One way for authorities to make data mining less controversial is to call it something else, or very narrowly define it. Government agencies are required to disclose data-mining activities to Congress each year, but certain of those programs fall outside the strict definition of data mining, like “link analysis,” which begins with a known subject or person of interest. As a result, the nonprofit Constitution Project wants the official definition of data mining to be expanded. According to a report from the group:
With insufficient controls, innocent people could be mistakenly added to terrorist ‘watch lists’ and potentially barred from air travel. Government employees can abuse database access and look for information on the famous or infamous. Careless contractors can lose laptops with unencrypted personal data.
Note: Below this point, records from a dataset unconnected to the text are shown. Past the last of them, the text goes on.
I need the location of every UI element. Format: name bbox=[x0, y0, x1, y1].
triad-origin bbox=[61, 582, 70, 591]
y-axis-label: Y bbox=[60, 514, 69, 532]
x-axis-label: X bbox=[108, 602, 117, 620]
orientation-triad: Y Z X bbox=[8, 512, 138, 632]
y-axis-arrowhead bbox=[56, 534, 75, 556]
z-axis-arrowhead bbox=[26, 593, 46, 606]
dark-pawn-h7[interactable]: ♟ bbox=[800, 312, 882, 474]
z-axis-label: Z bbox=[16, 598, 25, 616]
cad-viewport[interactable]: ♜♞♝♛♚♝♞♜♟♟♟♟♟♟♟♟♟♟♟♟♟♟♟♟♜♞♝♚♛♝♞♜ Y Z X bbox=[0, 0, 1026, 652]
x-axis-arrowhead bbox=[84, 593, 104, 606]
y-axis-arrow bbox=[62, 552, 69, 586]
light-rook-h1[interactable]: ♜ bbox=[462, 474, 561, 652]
These harms can be contained, but only with firm rules that ensure government actors undertake data mining with adequate safeguards and minimize the potential for mistake, misuse and abuse.
A local police intelligence fusion center in Atlantic, Iowa, misspent $67,000 worth taxpayer money, some of which was used for flowers and “Christmas meat,” according to an audit released Dec. 8. Dozens of such centers were constructed after Sept. 11 so federal, state and local authorities could swap tips about terrorism and crime.
Civil libertarians worry that they’re stockpiling too much sensitive personal data, and it’s not clear fusion centers are contributing meaningfully to the war on terror. Washington has spent at least $426 million developing the centers since 2004.